Annemarie Estor is als dichter altijd op zoek.
In haar werk tast ze de grenzen af van ervaringen, maar ook van grenzen en
stijlen. Dat boeiende avontuur gaat daarenboven uit van de overtuiging dat
verbaal krachtige poëzie alle lagen van de taal opzoekt. De poëzie van Estor is
inderdaad overdadig, met aandacht voor ritme en klank maar evengoed voor beeld
en zinstructuur. Dat haar werk meermaals is gelauwerd, hoeft dan ook geen
betoog.
Met Niemandslandnacht levert Estor eens te
meer een bijzonder knappe bundel af. Hoewel de ondertitel lijkt te wijzen op
een soort van misdaadverhaal, vertoont de intrige ditmaal vooral overeenkomst
met elementen uit de fantasy-literatuur. Zo bevat het boek zelfs een getekende
plattegrond die de belangrijkste plaatsen aangeeft waar het verhaal zich
afspeelt. Die grote aandacht voor de ruimte is allerminst een detail. Niet
alleen zijn de personages vaak onderweg, de contrasten staan symbolisch voor de
manier waarop de maatschappij in het verhaal is geordend.

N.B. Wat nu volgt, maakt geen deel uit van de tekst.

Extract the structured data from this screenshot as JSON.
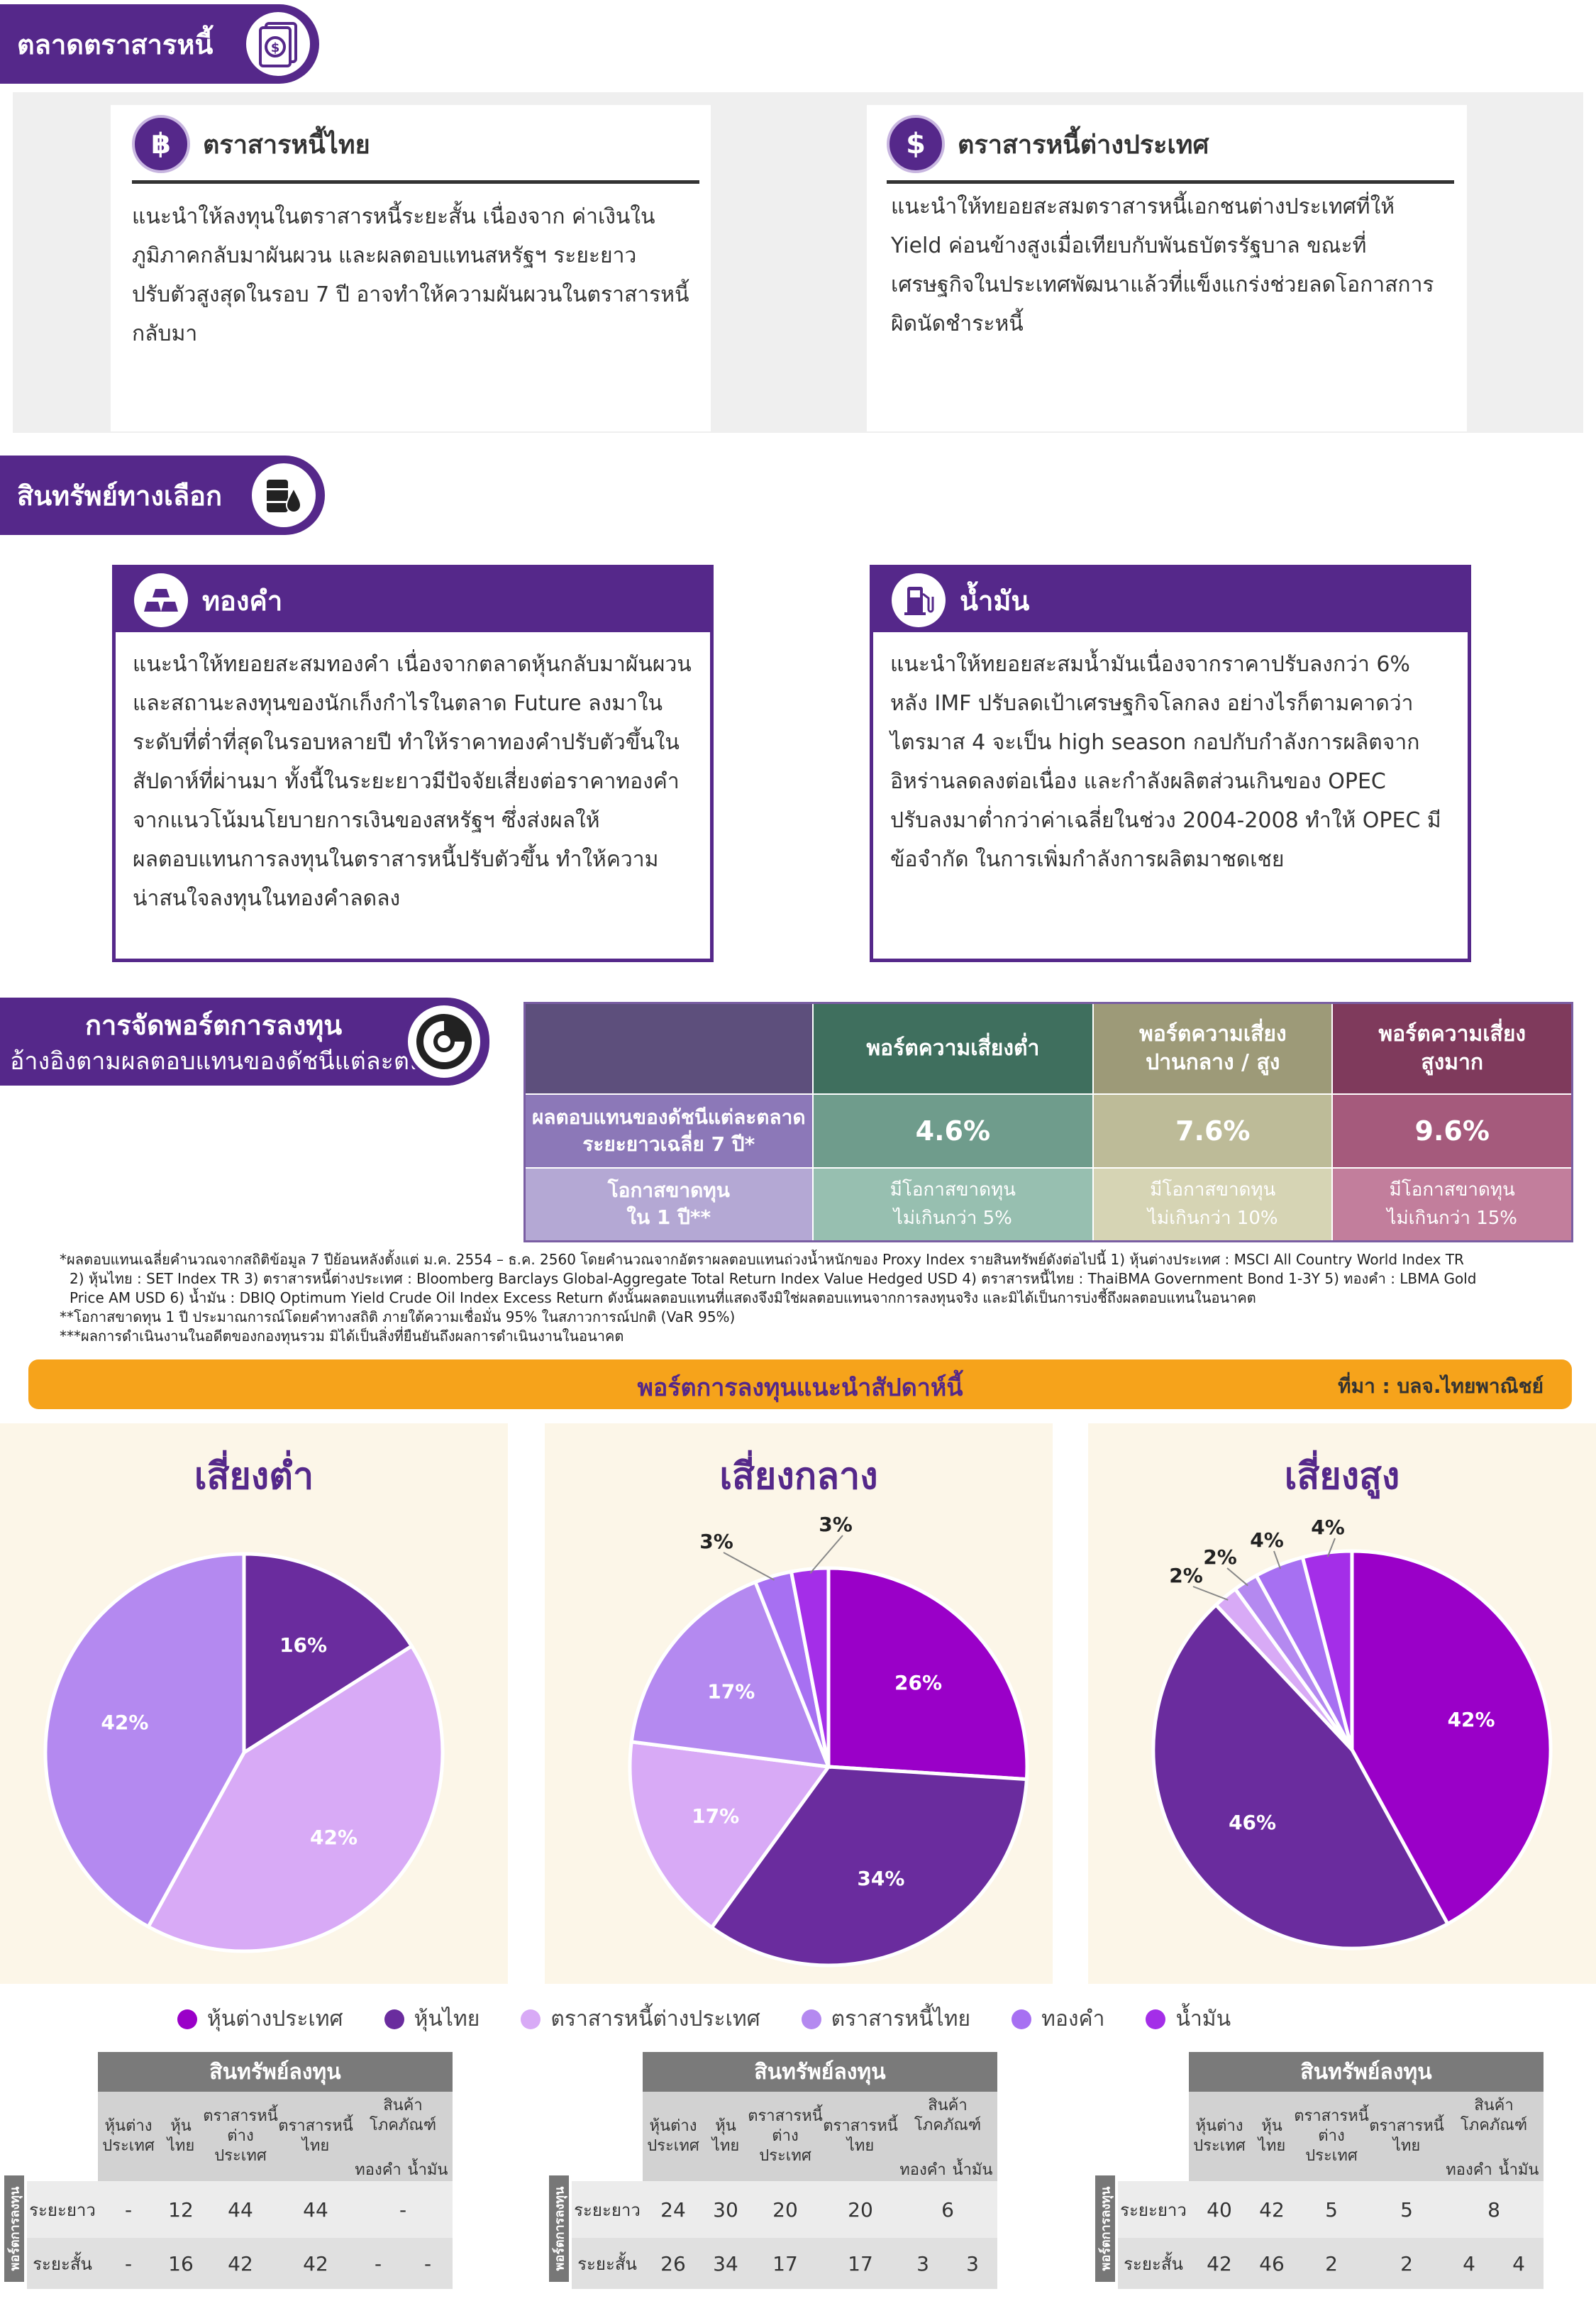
{
  "sections": {
    "bond_market": "ตลาดตราสารหนี้",
    "alternative": "สินทรัพย์ทางเลือก",
    "allocation_line1": "การจัดพอร์ตการลงทุน",
    "allocation_line2": "อ้างอิงตามผลตอบแทนของดัชนีแต่ละตลาด"
  },
  "thai_bond": {
    "title": "ตราสารหนี้ไทย",
    "lines": [
      "แนะนำให้ลงทุนในตราสารหนี้ระยะสั้น เนื่องจาก ค่าเงินใน",
      "ภูมิภาคกลับมาผันผวน และผลตอบแทนสหรัฐฯ ระยะยาว",
      "ปรับตัวสูงสุดในรอบ 7 ปี อาจทำให้ความผันผวนในตราสารหนี้",
      "กลับมา"
    ]
  },
  "foreign_bond": {
    "title": "ตราสารหนี้ต่างประเทศ",
    "lines": [
      "แนะนำให้ทยอยสะสมตราสารหนี้เอกชนต่างประเทศที่ให้",
      "Yield ค่อนข้างสูงเมื่อเทียบกับพันธบัตรรัฐบาล ขณะที่",
      "เศรษฐกิจในประเทศพัฒนาแล้วที่แข็งแกร่งช่วยลดโอกาสการ",
      "ผิดนัดชำระหนี้"
    ]
  },
  "gold": {
    "title": "ทองคำ",
    "lines": [
      "แนะนำให้ทยอยสะสมทองคำ เนื่องจากตลาดหุ้นกลับมาผันผวน",
      "และสถานะลงทุนของนักเก็งกำไรในตลาด Future ลงมาใน",
      "ระดับที่ต่ำที่สุดในรอบหลายปี ทำให้ราคาทองคำปรับตัวขึ้นใน",
      "สัปดาห์ที่ผ่านมา ทั้งนี้ในระยะยาวมีปัจจัยเสี่ยงต่อราคาทองคำ",
      "จากแนวโน้มนโยบายการเงินของสหรัฐฯ ซึ่งส่งผลให้",
      "ผลตอบแทนการลงทุนในตราสารหนี้ปรับตัวขึ้น ทำให้ความ",
      "น่าสนใจลงทุนในทองคำลดลง"
    ]
  },
  "oil": {
    "title": "น้ำมัน",
    "lines": [
      "แนะนำให้ทยอยสะสมน้ำมันเนื่องจากราคาปรับลงกว่า 6%",
      "หลัง IMF ปรับลดเป้าเศรษฐกิจโลกลง อย่างไรก็ตามคาดว่า",
      "ไตรมาส 4 จะเป็น high season กอปกับกำลังการผลิตจาก",
      "อิหร่านลดลงต่อเนื่อง และกำลังผลิตส่วนเกินของ OPEC",
      "ปรับลงมาต่ำกว่าค่าเฉลี่ยในช่วง 2004-2008 ทำให้ OPEC มี",
      "ข้อจำกัด ในการเพิ่มกำลังการผลิตมาชดเชย"
    ]
  },
  "portfolio_table": {
    "headers": [
      "พอร์ตความเสี่ยงต่ำ",
      "พอร์ตความเสี่ยง\nปานกลาง / สูง",
      "พอร์ตความเสี่ยง\nสูงมาก"
    ],
    "row1_label": "ผลตอบแทนของดัชนีแต่ละตลาด\nระยะยาวเฉลี่ย 7 ปี*",
    "row1_values": [
      "4.6%",
      "7.6%",
      "9.6%"
    ],
    "row2_label": "โอกาสขาดทุน\nใน 1 ปี**",
    "row2_values": [
      "มีโอกาสขาดทุน\nไม่เกินกว่า 5%",
      "มีโอกาสขาดทุน\nไม่เกินกว่า 10%",
      "มีโอกาสขาดทุน\nไม่เกินกว่า 15%"
    ]
  },
  "notes": [
    "*ผลตอบแทนเฉลี่ยคำนวณจากสถิติข้อมูล 7 ปีย้อนหลังตั้งแต่ ม.ค. 2554 – ธ.ค. 2560 โดยคำนวณจากอัตราผลตอบแทนถ่วงน้ำหนักของ Proxy Index รายสินทรัพย์ดังต่อไปนี้ 1) หุ้นต่างประเทศ : MSCI All Country World Index TR",
    "2) หุ้นไทย : SET Index TR  3) ตราสารหนี้ต่างประเทศ : Bloomberg Barclays Global-Aggregate Total Return Index Value Hedged USD  4) ตราสารหนี้ไทย : ThaiBMA Government Bond 1-3Y  5) ทองคำ : LBMA Gold",
    "Price AM USD  6) น้ำมัน : DBIQ Optimum Yield Crude Oil Index Excess Return ดังนั้นผลตอบแทนที่แสดงจึงมิใช่ผลตอบแทนจากการลงทุนจริง และมิได้เป็นการบ่งชี้ถึงผลตอบแทนในอนาคต",
    "**โอกาสขาดทุน 1 ปี ประมาณการณ์โดยคำทางสถิติ ภายใต้ความเชื่อมั่น 95% ในสภาวการณ์ปกติ (VaR 95%)",
    "***ผลการดำเนินงานในอดีตของกองทุนรวม มิได้เป็นสิ่งที่ยืนยันถึงผลการดำเนินงานในอนาคต"
  ],
  "banner": {
    "title": "พอร์ตการลงทุนแนะนำสัปดาห์นี้",
    "source": "ที่มา : บลจ.ไทยพาณิชย์"
  },
  "colors": {
    "foreign_equity": "#9a00c8",
    "thai_equity": "#6a2c9e",
    "foreign_bond": "#d8aaf6",
    "thai_bond": "#b489f0",
    "gold": "#a770f2",
    "oil": "#a42ee8",
    "ribbon": "#55288a"
  },
  "legend": [
    "หุ้นต่างประเทศ",
    "หุ้นไทย",
    "ตราสารหนี้ต่างประเทศ",
    "ตราสารหนี้ไทย",
    "ทองคำ",
    "น้ำมัน"
  ],
  "chart_data": [
    {
      "type": "pie",
      "title": "เสี่ยงต่ำ",
      "categories": [
        "หุ้นไทย",
        "ตราสารหนี้ต่างประเทศ",
        "ตราสารหนี้ไทย"
      ],
      "values": [
        16,
        42,
        42
      ],
      "labels": [
        "16%",
        "42%",
        "42%"
      ]
    },
    {
      "type": "pie",
      "title": "เสี่ยงกลาง",
      "categories": [
        "หุ้นต่างประเทศ",
        "หุ้นไทย",
        "ตราสารหนี้ต่างประเทศ",
        "ตราสารหนี้ไทย",
        "ทองคำ",
        "น้ำมัน"
      ],
      "values": [
        26,
        34,
        17,
        17,
        3,
        3
      ],
      "labels": [
        "26%",
        "34%",
        "17%",
        "17%",
        "3%",
        "3%"
      ]
    },
    {
      "type": "pie",
      "title": "เสี่ยงสูง",
      "categories": [
        "หุ้นต่างประเทศ",
        "หุ้นไทย",
        "ตราสารหนี้ต่างประเทศ",
        "ตราสารหนี้ไทย",
        "ทองคำ",
        "น้ำมัน"
      ],
      "values": [
        42,
        46,
        2,
        2,
        4,
        4
      ],
      "labels": [
        "42%",
        "46%",
        "2%",
        "2%",
        "4%",
        "4%"
      ]
    }
  ],
  "asset_tables": {
    "header": "สินทรัพย์ลงทุน",
    "side_label": "พอร์ตการลงทุน",
    "cols": [
      "หุ้นต่าง\nประเทศ",
      "หุ้นไทย",
      "ตราสารหนี้\nต่างประเทศ",
      "ตราสารหนี้\nไทย",
      "สินค้า\nโภคภัณฑ์"
    ],
    "commodity_sub": [
      "ทองคำ",
      "น้ำมัน"
    ],
    "row_long": "ระยะยาว",
    "row_short": "ระยะสั้น",
    "tables": [
      {
        "long": [
          "-",
          "12",
          "44",
          "44",
          "-"
        ],
        "short": [
          "-",
          "16",
          "42",
          "42",
          "-",
          "-"
        ]
      },
      {
        "long": [
          "24",
          "30",
          "20",
          "20",
          "6"
        ],
        "short": [
          "26",
          "34",
          "17",
          "17",
          "3",
          "3"
        ]
      },
      {
        "long": [
          "40",
          "42",
          "5",
          "5",
          "8"
        ],
        "short": [
          "42",
          "46",
          "2",
          "2",
          "4",
          "4"
        ]
      }
    ]
  }
}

Centraal staat de stad Orb, waar het hoofdpersonage, de
jonge vrouw Pili, woont. Het is een stad die zichzelf als een geslaagde utopie
beschouwt, maar die in feite vooral berust op een verregaande controle van haar
burgers via computers en camera’s. De reinheid en de orde zijn dan ook slechts
schijn. Pili ontdekt gaandeweg het bestaan van een ander universum, dat van
Grout waar de verschoppelingen leven en waar ordeloosheid en wetteloosheid
heersen. Tegelijk is het een milieu waarin plaats is voor creativiteit en vrijheid
van denken.
Die
zoektocht naar de achterzijde van de maatschappij betekent voor Pili echter ook
het blootleggen van allerlei geheimen. Het blijkt dat Orb gebaseerd is op
leugens en gruwelen. Bij die zoektocht wordt Pili geholpen door allerlei
vreemde figuren (soms ontleend aan personages uit de
wereldliteratuur, zoals de waarzegster in The
Waste Land). Zonder de clou van het verhaal prijs te geven kan ik toch
stellen dat Pili familiegeheimen op het spoor komt die haar kijk op het leven
en de samenleving ingrijpend veranderen, maar die tegelijk ook de gezagsdragers
in Orb niet onberoerd laten. De uitkomst van dat alles is, niet verwonderlijk,
weinig optimistisch.
Annemarie Estor is erin geslaagd een dichtbundel te schrijven met een
grote epische intensiteit. In die zin past haar jongste titel in de tendens van
heel wat dichters om lange verhalen in dichtvorm te construeren. Tegelijk gaat
ze echter een stap verder door allerlei gezichtspunten te introduceren en uit het
overkoepelende verhaal vooral afzonderlijke episodes te belichten. Daarbij is
ze bijzonder sterk in het neerzetten van personages met behulp van enkele
treffende eigenschappen of beelden. Dat komt de geloofwaardigheid en de
intensiteit van haar gedichten ten goede, maar het zorgt ook voor suggestieve
beeldende fragmenten.
Ook voor wie minder geboeid
wordt door de globale verhaallijn blijft er in deze bundel veel te ontdekken.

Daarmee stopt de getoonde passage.